考虑极端的情况，就是把训练数据复制几遍，然后加进来做线性回归。SE会变小！

时间序列数据(time series data)中出现$\epsilon$相关比较常见。

\begin{center}
\includegraphics[width=0.90\textwidth]{ISLR_Fig3_10.png}
\end{center}  

\item 异方差(heteroscedasticity)现象(图见书中96页)。

  $\epsilon$的方差不恒定呈现漏斗型，或随着$|Y|$值的增大而变大。解决方法(1) 取$\sqrt{Y}$或$\mathrm{log}(Y)$, (2) Weighted Least Squares。

\begin{center}
\includegraphics[width=0.95\textwidth]{ISLR_Fig3_11.png}
\end{center}  

  
  {\tiny http://stat.cmu.edu/~cshalizi/350/lectures/18/lecture-18.pdf}

\begin{center}
\includegraphics[width=0.75\textwidth]{weightedLeastSquaresSimulation1.png}
\end{center}  

\begin{center}
\includegraphics[width=0.75\textwidth]{weightedLeastSquaresSimulation2.png}
\end{center}  


\end{itemize}


%%%%%%%%%%%%%%%%%%%%%%%%%%%%%%%%%%%%%%%%%%%%%%%%%%%%%%%%%%%%%%%%%%%%%%%%
\foilhead{线性回归、KNN比较}

有参(parametric)方法。

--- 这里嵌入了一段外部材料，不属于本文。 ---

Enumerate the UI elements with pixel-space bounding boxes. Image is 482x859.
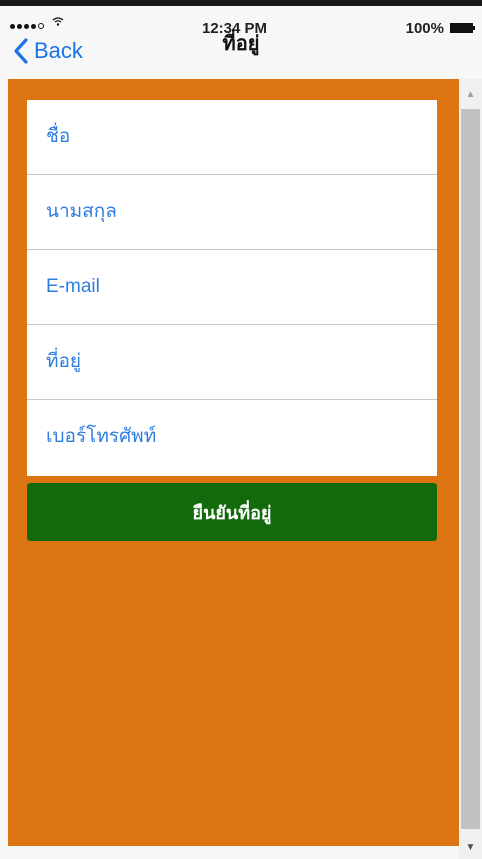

线性回归的假设是线性关系。如果实际情况非线性，导致结论可疑。如果假设合理，这种parametric方法就很好。

无参(non-parametric)方法。KNN回归。

$\displaystyle \hat{f}(x_0) = \frac{1}{K} \sum_{x_i \in \mathcal{N}_0} y_i$, 其中$\mathcal{N}_0$是$x_0$的数个邻居。

\begin{center}
\includegraphics[width=0.95\textwidth]{ISLR_Fig3_16.png}
\end{center}

如果$Y$与$X$的真实关系是线性的，那么线性回归就优于KNN。

\begin{center}
\includegraphics[width=0.95\textwidth]{ISLR_Fig3_17.png}
\end{center}

\begin{center}
\includegraphics[width=0.95\textwidth]{ISLR_Fig3_18.png}
\end{center}

如果$Y$与$X$的真实关系是\underline{非线性}的呢？

\begin{center}
\includegraphics[width=0.85\textwidth]{ISLR_Fig3_19.png}
\end{center}

以上图例显示的是只有一个预测变量的情况，即$p=1$的情况。

$p > 1$呢？

%%%%%%%%%%%%%%%%%%%%%%%%%%%%%%%%%%%%%%%%%%%%%%%%%%%%%%%%%%%%%%%%%%%%%%%%
\foilhead{维度诅咒(curse of dimensionality)}

维度：预测变量个数。

每个预测变量可以取10个值。只有1个预测变量时，$10^1$个训练点可以全覆盖。
2个预测变量时，需要$10^2$个点。
3个预测变量，$10^3$个点。

维度诅咒：

点数固定(比如$n=100$)，维度越高，一个测试点$x_0$的相近邻居就越少。数据变稀疏(sparse)。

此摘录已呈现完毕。